All the coding genes were categorized by their stop codons (three groups: TAA/TAG/TGA). To plot the distribution of m6A probability value around stop codon (the position 0 was the T nucleotide for stop codons), we first calculated the m6A probability value of each nucleotide flanking the stop codon (−500 nt to +500 nt) by iM6A. The total probability value for each position was summed, and the average probability value was computed by dividing the total number of transcripts at each position (Fig. 6a).

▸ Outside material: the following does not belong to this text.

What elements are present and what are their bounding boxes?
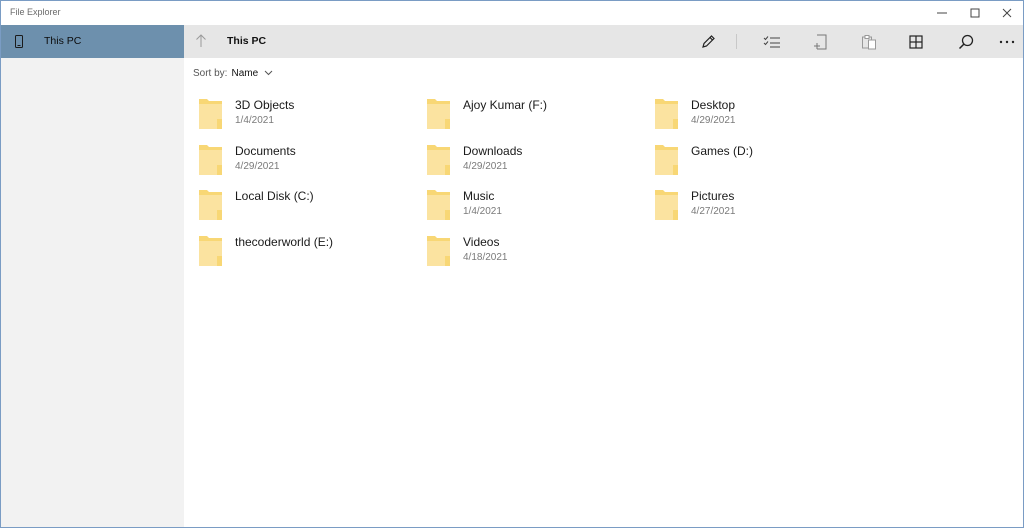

For the stop codon swap, the TGA stop codon was substituted by the TAA or the TAG stop codon (Fig. 6b). Similarly, TAA or TAG was replaced by TGA. The average m6A probability value around the stop codon was also calculated by the iM6A. For the m6A sites adjacent to the stop codon (Position −2: NRACTRR, Position 2: TRACN, Position 3: TRRACN), we evaluated the m6A probability value changes by the CDF (Cumulative Distribution Function) plot, and the p-values were calculated by the KS-test (Kolmogorov-Smirnov test).

Conservation analysis of stop codons with or without m6A sites

For the RAC sites adjacent to the stop codons (NRACTRR, TRACN, and TRRACN, and TRR represented the stop codon), we calculated the average phyloP score of its corresponding stop codon. The m6A sites were categorized into two groups (m6A or non-m6A) based on its probability value (the cutoff = 0.05), while its corresponded stop codon was also categorized into two groups (TGA or non-TGA). The donut plot was used to show the percentage of stop codon for the m6A sites and the non-m6A sites, and the p-value was calculated by the Fisher’s exact test. The conservation score of stop codons for each group was compared by the box plot, and the p-value was determined by the Student’s t-test.

Conservation analysis of stop codons with or without m6A-CLIP sites

For the RAC sites adjacent to or at the stop codons (NRACTRR, TRACN, and TRRACN, and TRR represented the stop codon), we calculated the average phyloP score of its corresponding stop codon. The stop codons adjacent to or with the m6A-CLIP sites were the stop codons that overlapped with either the m6A sites detected by m6A-CLIP at the three positions or the m6A peak region8,14,32,33. The control was the stop codons that was neither adjacent to nor at the m6A-CLIP sites nor overlapped with the m6A peak regions14,33, and we further require the control stop codons to come from the transcripts with the m6A-CLIP sites (i.e., these transcripts had adequate expression level to have m6A sites detected by the m6A-CLIP). Moreover, the stop codons were categorized into two groups (TGA or non-TGA). The conservation score of stop codons for each group was compared by the box plot, and the p-value was determined by the Student’s t-test.

Comparison of mouse iM6A model with human iM6A model

Both mouse and human iM6A models were trained independently on the genes of all the other chromosomes except the chromosome 9 (Chr9) in mouse and human, respectively. The m6A sites in Chr9 of mouse or human were modeled by either mouse iM6A model or human iM6A model independently, and the scatter plot was used to visualize the modeled probability of the m6A sites between the mouse and human models (Fig. 7a, b). Each dot represented one site in chromosome 9 (Chr9) discovered by both models, and the labeled axes provided the probability estimate for that site by the two models. The R-value was calculated by Pearson Correlation Coefficient.

Comparison of the protein sequence conservation of METTL3, METTL14, WTAP, and VIRMA between mouse and human

The mouse and human protein sequence of METTL3 (Mouse: Q8C3P7, Human: Q86U44), METTL14 (Mouse: Q3UIK4, Human: Q9HCE5), WTAP (Mouse: Q9ER69, Human: Q15007), and VIRMA (Mouse: A2AIV2, Human: Q69YN4) were downloaded from Uniport (https://www.uniprot.org/). The MEGA (Molecular Evolutionary Genetics Analysis) software57 was used to align the protein sequences. We visualized the sequence conservation with the heatmap. The full length of the protein was illustrated by the gray box, while the individual amino acids that differed between mouse and human were marked as black lines. The percentage of conserved amino acids between mouse and human proteins was also calculated accordingly (Fig. 7c).

Reporting summary

Further information on research design is available in the Nature Research Reporting Summary linked to this article.